W sobotę ulicami Warszawy przeszła Parada Równości. Leszek Miller pytany dlaczego nie pojawił się na niej jako reprezentant lewicy powiedział, że on w tym czasie z częścią klubu SLD miał spotkanie pod stolicą, ale "wysłał świetną reprezentację" m.in. w osobie Ryszarda Kalisza.
Stwierdził też, że sądzi, iż z czasem przemarsze będą coraz mniej popularne i coraz mniej liczne. - Na skali tolerancji widać wyraźne przesunięcie się tych wartości. I właśnie o tym świadczy chyba to, że te parady są coraz mniej liczne. Wywołują coraz mniejsze zainteresowanie. Jeżeli dany problem nie wywołuje już jakiś większych napięć i jest traktowany w kategoriach normalności, to tak się dzieje - ocenił polityk.
"Mieszane uczucia" Leszka Millera
Miller powiedział, że dla SLD ważny jest projekt dotyczący zawierania związków partnerskich, który Sojusz wraz z Ruchem Palikota "będą próbowali przepchnąć przez Sejm". Miller pytany przy tej okazji, czy jego partia byłaby w stanie poprzeć adopcję przez pary homoseksualne, powiedział, że "trzeba będzie na ten temat poważnie podyskutować w klubie". Stwierdził też, że wolałby się w tej sprawie na razie nie wypowiadać. Pytany, jakie on ma na ten temat, nie odpowiedział wprost. - Mam mieszane uczucia - stwierdził tylko.

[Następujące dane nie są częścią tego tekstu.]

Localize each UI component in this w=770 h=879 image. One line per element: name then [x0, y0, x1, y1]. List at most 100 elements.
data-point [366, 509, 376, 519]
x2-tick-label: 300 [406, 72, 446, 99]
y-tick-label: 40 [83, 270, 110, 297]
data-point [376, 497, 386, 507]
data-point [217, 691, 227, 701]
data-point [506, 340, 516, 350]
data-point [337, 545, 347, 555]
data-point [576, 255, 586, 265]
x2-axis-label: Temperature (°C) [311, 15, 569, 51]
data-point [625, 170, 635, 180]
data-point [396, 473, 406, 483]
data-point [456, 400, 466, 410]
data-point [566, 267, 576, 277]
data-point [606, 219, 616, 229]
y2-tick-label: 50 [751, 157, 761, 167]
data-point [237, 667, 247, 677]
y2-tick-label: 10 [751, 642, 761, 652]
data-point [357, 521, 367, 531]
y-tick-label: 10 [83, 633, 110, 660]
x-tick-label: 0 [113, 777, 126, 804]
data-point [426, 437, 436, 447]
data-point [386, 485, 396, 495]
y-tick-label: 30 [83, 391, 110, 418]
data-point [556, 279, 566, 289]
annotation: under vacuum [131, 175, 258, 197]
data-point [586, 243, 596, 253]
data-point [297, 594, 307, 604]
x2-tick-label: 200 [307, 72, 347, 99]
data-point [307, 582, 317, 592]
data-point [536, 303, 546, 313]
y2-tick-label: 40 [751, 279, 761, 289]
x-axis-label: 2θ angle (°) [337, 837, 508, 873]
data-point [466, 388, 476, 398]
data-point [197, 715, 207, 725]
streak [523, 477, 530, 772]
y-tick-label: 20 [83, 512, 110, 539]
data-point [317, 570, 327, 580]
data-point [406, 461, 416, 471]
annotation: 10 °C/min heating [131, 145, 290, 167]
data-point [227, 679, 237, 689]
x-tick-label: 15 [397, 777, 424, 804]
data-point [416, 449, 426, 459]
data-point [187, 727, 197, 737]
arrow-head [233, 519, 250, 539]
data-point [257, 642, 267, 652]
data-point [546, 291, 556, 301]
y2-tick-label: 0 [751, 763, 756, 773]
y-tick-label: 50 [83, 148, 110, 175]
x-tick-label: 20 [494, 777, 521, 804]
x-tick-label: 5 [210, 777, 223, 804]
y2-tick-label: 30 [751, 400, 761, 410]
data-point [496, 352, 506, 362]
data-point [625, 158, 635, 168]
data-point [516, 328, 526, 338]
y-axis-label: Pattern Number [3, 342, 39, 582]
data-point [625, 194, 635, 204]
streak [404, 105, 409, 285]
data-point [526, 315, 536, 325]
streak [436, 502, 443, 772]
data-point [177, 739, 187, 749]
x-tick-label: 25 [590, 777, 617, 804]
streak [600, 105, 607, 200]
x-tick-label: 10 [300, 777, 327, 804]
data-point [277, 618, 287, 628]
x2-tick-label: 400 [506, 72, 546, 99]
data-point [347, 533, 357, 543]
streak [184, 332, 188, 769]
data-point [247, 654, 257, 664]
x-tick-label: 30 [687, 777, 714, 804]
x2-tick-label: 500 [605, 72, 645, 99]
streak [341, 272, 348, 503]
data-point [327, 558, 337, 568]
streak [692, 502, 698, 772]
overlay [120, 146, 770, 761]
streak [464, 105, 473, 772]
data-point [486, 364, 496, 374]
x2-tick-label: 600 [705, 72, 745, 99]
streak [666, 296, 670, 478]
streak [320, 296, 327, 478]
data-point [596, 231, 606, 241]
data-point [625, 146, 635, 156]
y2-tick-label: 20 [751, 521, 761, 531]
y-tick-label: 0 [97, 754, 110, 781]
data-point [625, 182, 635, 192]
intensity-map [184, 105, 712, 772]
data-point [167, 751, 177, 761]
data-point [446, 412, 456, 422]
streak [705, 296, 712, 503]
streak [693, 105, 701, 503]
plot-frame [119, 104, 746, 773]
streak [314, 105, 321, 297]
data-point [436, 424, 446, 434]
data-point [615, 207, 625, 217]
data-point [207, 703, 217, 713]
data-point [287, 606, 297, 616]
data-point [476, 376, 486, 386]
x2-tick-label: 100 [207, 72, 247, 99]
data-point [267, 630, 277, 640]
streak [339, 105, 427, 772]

- My się sytuujemy jako lewica społeczna, socjalna. Bardziej interesują nas kwestie warunków życia, pracy i nauki milionów Polaków. Oczywiście nie pomijamy kwestii lewicowości kulturowej, ale to nie jest nasz główny priorytet - przyznał Leszek Miller
Co czuje Adam Rotfeld w "skrytości ducha"
Przewodniczący SLD zapytany o pomyłkę Baracka Obamy, który podczas wręczania we wtorek Medali Wolności wypowiedział słowa o "polskim obozie śmierci" stwierdził, że sprawa wciąż jest niezamknięta, choć najlepszy moment, żeby wyrazić swój sprzeciw wobec takiego określania obozów hitlerowskich na terenie Polski już minął. - Jedynym prawidłowym momentem był ten wręczania medali - powiedział Miller.
Odwołać słowa
Odniósł się także do słów Adama Rotfelda, który w piątek w "Faktach po Faktach" skrytykował go za opinię, że były szef polskiej dyplomacji nie powinien był przyjąć wyróżnienia od amerykańskiego prezydenta (Rotfeld odbierał medal dla Jana Karskiego). - W tej sprawie minister Rotfeld popełnił błąd. Zastanawiam się, co by się działo, gdyby w tej ceremoni brał udział Jan Karski. Jestem przekonany, że gdby on tam był obecny, nie przyjąłby tego wyróżnienia - ocenił Miller. Dodał, że według niego, były szef MSZ wie "w skrytości ducha, że popełnił błąd".
Zdaniem przewodniczącego SLD amerykański prezydent powinien teraz publicznie odwołać swoje słowa. - Minimum przyzwoitości byłoby to, gdyby amerykański prezydent przy jakiejś ważnej okazji powiedział, że nie ma żadnych polskich obozów śmierci - oznajmił Miller.